Chalfant suffered severe injuries to the head and face.
“This incident is the most serious we’ve had in the state’s history,” said Florida Fish and Wildlife spokesperson Karen Parker. “We’ve had about 15 people scratched or injured in some way, but not as significant as this was.”
Florida Fish and Wildlife have captured six bears since the incident by using three large closing-cage traps near the site of the attack, luring them in with donuts, grape jelly and dog food.
The two bears that were captured and euthanized since the attack were found to have no connection to it, DNA findings issued Dec. 17 revealed.
A third bear, a large female, captured on Dec. 9 – but not killed – was found to be a DNA match to the attack. Florida Fish and Wildlife announced that the bear will not be euthanized, but instead transferred to Busch Gardens in Tampa along with her two already-captured yearlings. A third cub was hit by a car days after most of the events unfolded.
Controversy arose over the fate of the other two bears who were captured and euthanized between Dec. 4 and 9.
The two adult bears were identified as being similar to the bear from the incident and were immediately euthanized, without any absolute proof.
Samples of DNA from all six bears were sent to a lab in British Columbia to compare them with DNA from the bear that attacked Chalfant.
“The second and third bear matched the size of the bear that was involved in the incident, so both of those bears were put down,” Parker said.
“This was a very serious incident.
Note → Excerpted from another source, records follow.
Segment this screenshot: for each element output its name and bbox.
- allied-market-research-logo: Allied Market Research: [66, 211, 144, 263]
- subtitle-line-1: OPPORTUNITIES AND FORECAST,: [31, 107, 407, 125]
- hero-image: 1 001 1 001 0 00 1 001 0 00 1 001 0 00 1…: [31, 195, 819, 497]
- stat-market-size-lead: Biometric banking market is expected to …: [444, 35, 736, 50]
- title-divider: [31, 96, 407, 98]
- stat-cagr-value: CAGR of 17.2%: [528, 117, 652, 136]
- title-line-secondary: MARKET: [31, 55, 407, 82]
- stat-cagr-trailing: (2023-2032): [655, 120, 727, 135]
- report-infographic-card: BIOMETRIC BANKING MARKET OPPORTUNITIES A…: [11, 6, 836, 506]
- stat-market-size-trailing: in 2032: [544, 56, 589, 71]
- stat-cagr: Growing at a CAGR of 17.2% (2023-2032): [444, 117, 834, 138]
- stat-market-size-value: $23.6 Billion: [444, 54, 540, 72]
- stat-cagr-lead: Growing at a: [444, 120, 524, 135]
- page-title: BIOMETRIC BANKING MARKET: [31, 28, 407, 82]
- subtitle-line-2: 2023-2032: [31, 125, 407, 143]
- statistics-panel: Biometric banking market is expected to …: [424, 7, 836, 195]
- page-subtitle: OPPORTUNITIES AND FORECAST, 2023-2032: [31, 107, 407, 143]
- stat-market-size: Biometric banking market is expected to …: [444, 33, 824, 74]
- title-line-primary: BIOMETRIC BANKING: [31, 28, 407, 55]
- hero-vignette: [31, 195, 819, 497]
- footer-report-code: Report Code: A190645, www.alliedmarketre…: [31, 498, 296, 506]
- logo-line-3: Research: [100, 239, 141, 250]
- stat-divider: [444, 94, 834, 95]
We’re doing our best to find the bear that was involved.”
But local residents weren’t pleased that bears were put down without knowing for sure if they were responsible for the attack.
“I don’t think that’s right,” said Longwood resident Darrell Dwight. “They need to definitely be sure.”
Other residents such as Kim Isert from Oviedo blamed increasing development in the wilderness for forcing the bears into urban areas.
“I don’t think they should have done anything unless they were absolutely, positively certain it was the bear,” Isert said. “There’s a reason why these bears are in residential areas … their natural habitat is being developed; they don’t have anywhere else to go.”
Public safety guided the department’s decision to euthanize the bears, Parker said.
“We err on the side of public safety; that’s our top priority,” Parker said. “I know a lot of people were very upset about that. We don’t like putting bears down.”
The Ocala Forest north of Longwood contains the largest population of black bears in the state, Parker said.
Records kept by Florida Fish and Wildlife show that the black bear population has grown steadily thanks to conservation efforts, growing from several hundred in the 1970s to more than 3,000 today.
But the number of bear encounters near homes have gone up as well, with numbers kept by Florida Fish and Wildlife showing record highs over the past 10 years. They received 6,159 calls from residents in 2012 – more than quadruple the number they saw in 2002.
Coyote sightings have also sprung up around Seminole County, as well as the neighboring areas, Parker said.
“There’s coyote sightings in all 67 counties in the state,” Parker said. “They are very adaptable in urban areas.”
“The same rules apply for coyotes as other wildlife: don’t feed them and if you see them in your neighborhood while you’re walking your dog, carry a golf club or a stick or a shaker can where you can haze the coyote to make it fearful of people.”